A chorus of voices cheer from their desks and I manage to smile from ear to ear in a way I haven’t done in so long. Tears prick my eyes. There’s no doubt about it, music is what I’m meant to do in life, I just know it. Tom is right. It’s in my soul and it makes people happy to hear my songs just as much as it makes me happy to write and sing them.

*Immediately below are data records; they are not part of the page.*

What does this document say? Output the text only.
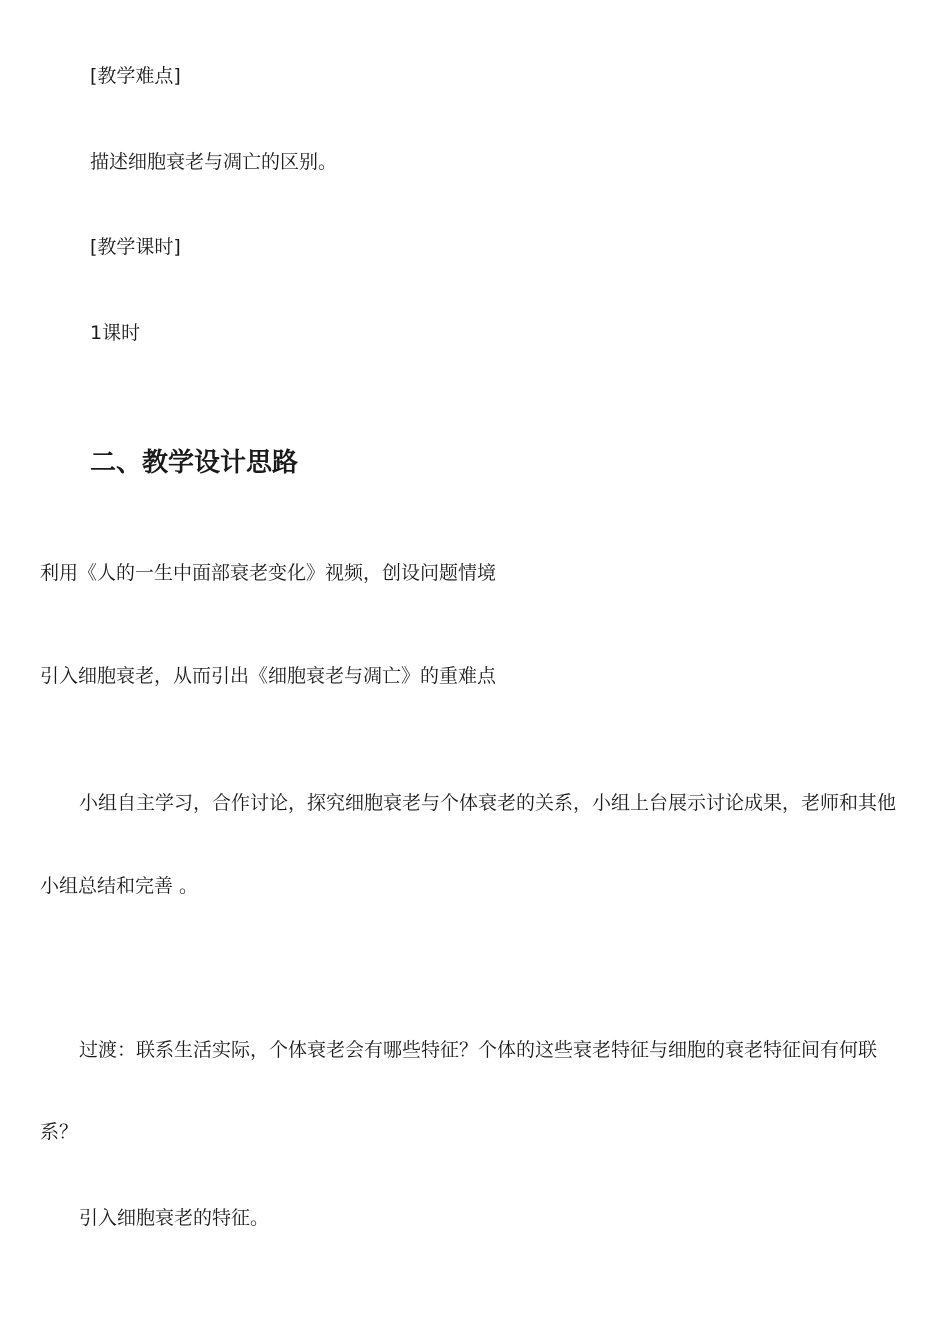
[教学难点]

描述细胞衰老与凋亡的区别。

[教学课时]

1课时

二、教学设计思路

利用《人的一生中面部衰老变化》视频，创设问题情境

引入细胞衰老，从而引出《细胞衰老与凋亡》的重难点

小组自主学习，合作讨论，探究细胞衰老与个体衰老的关系，小组上台展示讨论成果，老师和其他

小组总结和完善 。

过渡：联系生活实际，个体衰老会有哪些特征？个体的这些衰老特征与细胞的衰老特征间有何联

系？

引入细胞衰老的特征。
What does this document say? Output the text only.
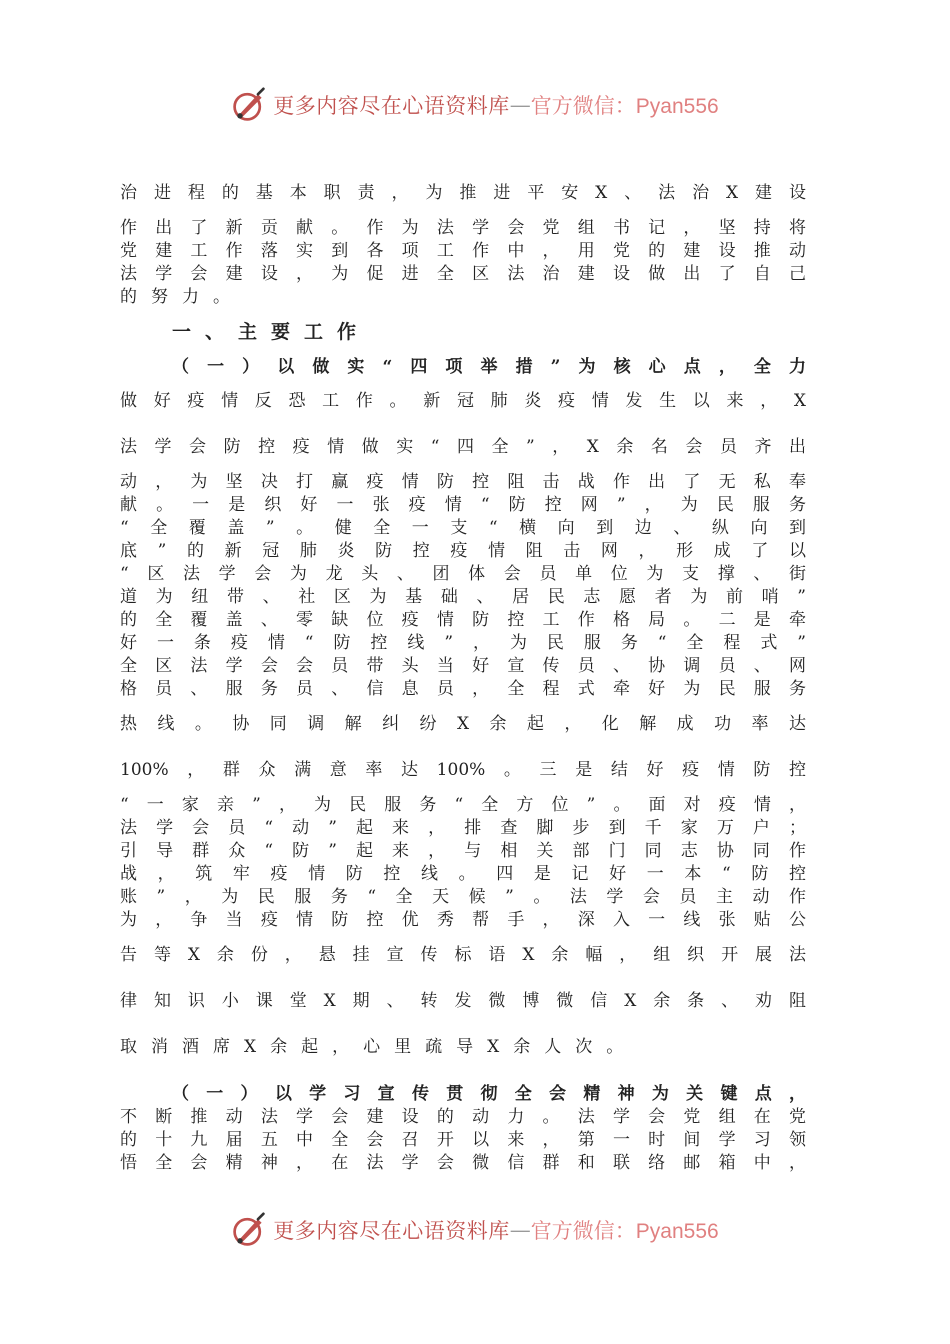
更多内容尽在心语资料库 — 官方微信：Pyan556
治进程的基本职责，为推进平安X、法治X建设
作出了新贡献。作为法学会党组书记，坚持将
党建工作落实到各项工作中，用党的建设推动
法学会建设，为促进全区法治建设做出了自己
的努力。
一、主要工作
（一）以做实“四项举措”为核心点，全力
做好疫情反恐工作。新冠肺炎疫情发生以来，X
法学会防控疫情做实“四全”，X余名会员齐出
动，为坚决打赢疫情防控阻击战作出了无私奉
献。一是织好一张疫情“防控网”，为民服务
“全覆盖”。健全一支“横向到边、纵向到
底”的新冠肺炎防控疫情阻击网，形成了以
“区法学会为龙头、团体会员单位为支撑、街
道为纽带、社区为基础、居民志愿者为前哨”
的全覆盖、零缺位疫情防控工作格局。二是牵
好一条疫情“防控线”，为民服务“全程式”
全区法学会会员带头当好宣传员、协调员、网
格员、服务员、信息员，全程式牵好为民服务
热线。协同调解纠纷X余起，化解成功率达
100%，群众满意率达100%。三是结好疫情防控
“一家亲”，为民服务“全方位”。面对疫情，
法学会员“动”起来，排查脚步到千家万户；
引导群众“防”起来，与相关部门同志协同作
战，筑牢疫情防控线。四是记好一本“防控
账”，为民服务“全天候”。法学会员主动作
为，争当疫情防控优秀帮手，深入一线张贴公
告等X余份，悬挂宣传标语X余幅，组织开展法
律知识小课堂X期、转发微博微信X余条、劝阻
取消酒席X余起，心里疏导X余人次。
（一）以学习宣传贯彻全会精神为关键点，
不断推动法学会建设的动力。法学会党组在党
的十九届五中全会召开以来，第一时间学习领
悟全会精神，在法学会微信群和联络邮箱中，
更多内容尽在心语资料库 — 官方微信：Pyan556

‘Sing the one about the lucky number,’ says one of the Jackson twins from the second row of the small classroom. Even after teaching them for almost seven months, I still sometimes can’t tell the difference in the two little red-headed boys, which is made more difficult when they constantly swap seats to confuse me.
‘Ah, the lucky number song, of course,’ I say to a rapture of enthusiasm from the other twenty-five faces that stare back at me. ‘OK, I’ll give it a go.’
I quickly recount the words of the ‘lucky number song’ in my head, and to my delight and surprise they come flooding back like I’ve never stopped singing it.
I wrote it over a year ago for the pupils who were in my class and, as I think of life back then, I realize how much things have changed for me and all around me. The words of the song were penned right here at this very desk one evening after marking homework, long before Matthew’s accident, and long before I fell in love once more with Tom and then lost him again.
The song, a simple, gentle lullaby, was written to instil a sense of love and joy in such young innocent minds, based around the idea that we all have a lucky number, a sense of hope and a guardian angel. The words never fail to make me cry as I know it will do now, but in the nicest way, stripping the idea of happiness down to the simplest things in life like a hug, a smile or a kind word to another.
I pluck the dreamy opening notes and my heart fills up when I look down onto the rows of tiny faces in front of me, some leaning their faces in their hands, some swaying along and others even mouthing the lyrics as I sing. When it comes to the chorus they all join in and I give up disguising the tears that flow from my eyes.